A Thermodynamic Screening Framework for Waste-Derived Raw Meals in Benchmarked Low-Temperature Clinker Production

This study develops a comparative screening framework for evaluating the feasibility of low-temperature clinker production using waste-derived raw meals under melt-phase and Fe-in-liquid constraints. The work addresses the need to connect two strategies for lower-emission cement manufacture that are often discussed separately: partial substitution of conventional raw materials with waste-derived inputs and reduction of clinker burning temperature through mineralized processing. A secondary-data analysis was conducted using selected open-access case studies and an open-access spreadsheet dataset, from which quantitative variables related to composition, process conditions, clinker formation, and cement performance were extracted and compared. The results show that feasibility depends not only on burning temperature, but also on major-oxide compatibility, minor-element constraints, burnability, clinker phase balance, melt-related indicators, and final cement performance. In the waste-substitution benchmark, MSWI bottom ash was compositionally feasible only within a limited substitution range controlled by Fe2O3 content.

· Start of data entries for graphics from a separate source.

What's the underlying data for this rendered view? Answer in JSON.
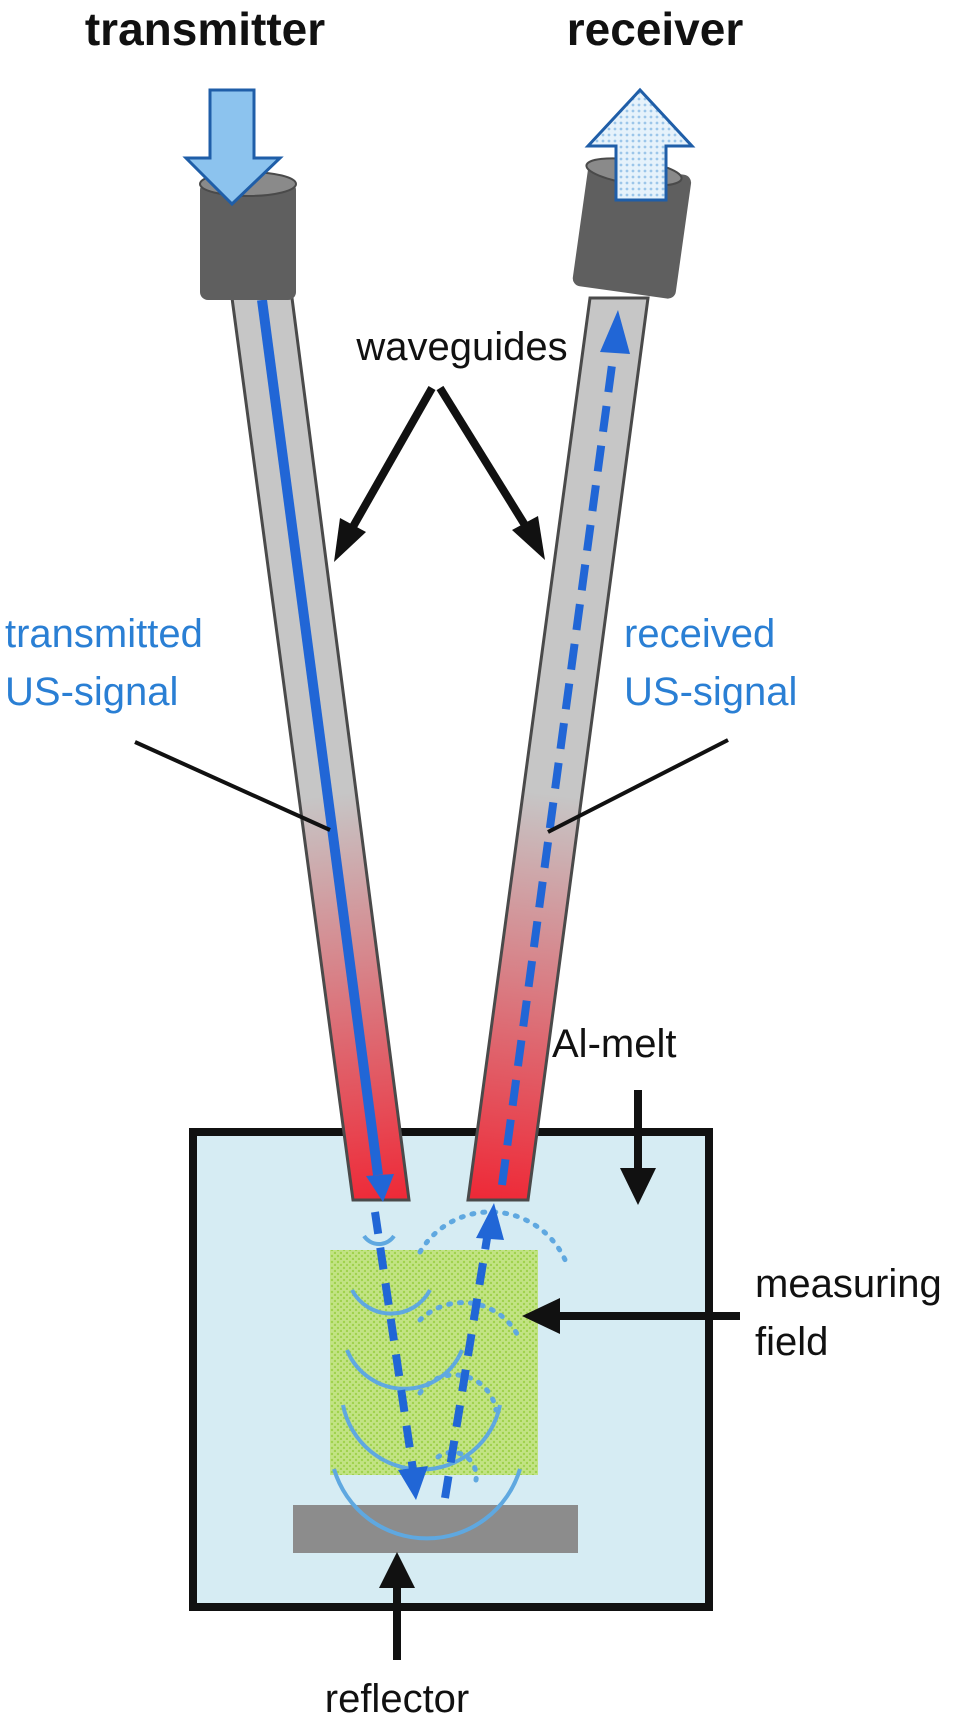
{
  "labels": {
    "transmitter": "transmitter",
    "receiver": "receiver",
    "waveguides": "waveguides",
    "transmitted_line1": "transmitted",
    "transmitted_line2": "US-signal",
    "received_line1": "received",
    "received_line2": "US-signal",
    "al_melt": "Al-melt",
    "measuring_line1": "measuring",
    "measuring_line2": "field",
    "reflector": "reflector"
  },
  "colors": {
    "melt_fill": "#d6ecf3",
    "waveguide_gray": "#c6c6c6",
    "waveguide_hot": "#ee2a38",
    "signal_blue": "#2166d6",
    "wave_light_blue": "#5fa8e0",
    "label_blue": "#2a7fd4",
    "measuring_field": "#c2e384",
    "reflector": "#8c8c8c",
    "cap": "#5f5f5f"
  },
  "icons": {
    "input_arrow": "arrow-down-icon",
    "output_arrow": "arrow-up-icon"
  }
}
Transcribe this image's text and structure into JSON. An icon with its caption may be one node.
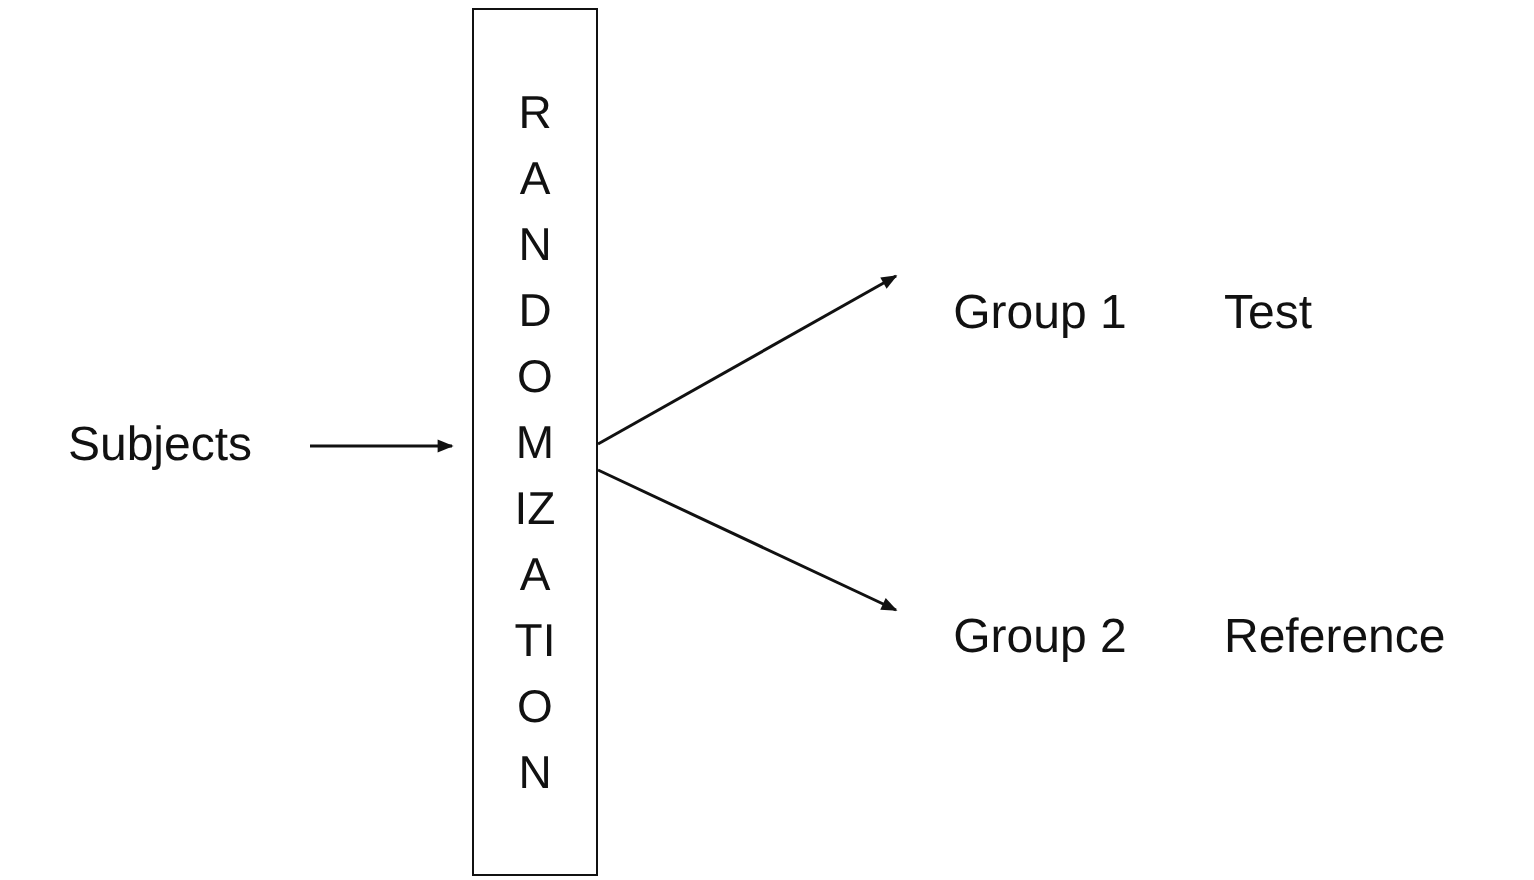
{
  "diagram": {
    "nodes": [
      {
        "text": [
          "Subjects"
        ]
      },
      {
        "text": [
          "RANDOMIZATION"
        ]
      },
      {
        "text": [
          "Group 1"
        ],
        "beside": [
          "Test"
        ]
      },
      {
        "text": [
          "Group 2"
        ],
        "beside": [
          "Reference"
        ]
      }
    ],
    "edges": [
      {
        "from": 0,
        "to": 1,
        "arrow": "to"
      },
      {
        "from": 1,
        "to": 2,
        "arrow": "to"
      },
      {
        "from": 1,
        "to": 3,
        "arrow": "to"
      }
    ]
  }
}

In the mineralizer benchmark, a reduction in burning temperature from 1450 ∘C to 1350 ∘C was found to be a practical benchmark for reduced-temperature clinker production, whereas further reduction to 1300 ∘C required stronger chemical assistance and led to performance penalties. Overall, the proposed framework distinguishes favorable, conditionally feasible, and constrained pathways and provides a basis for screening candidate systems before experimental validation.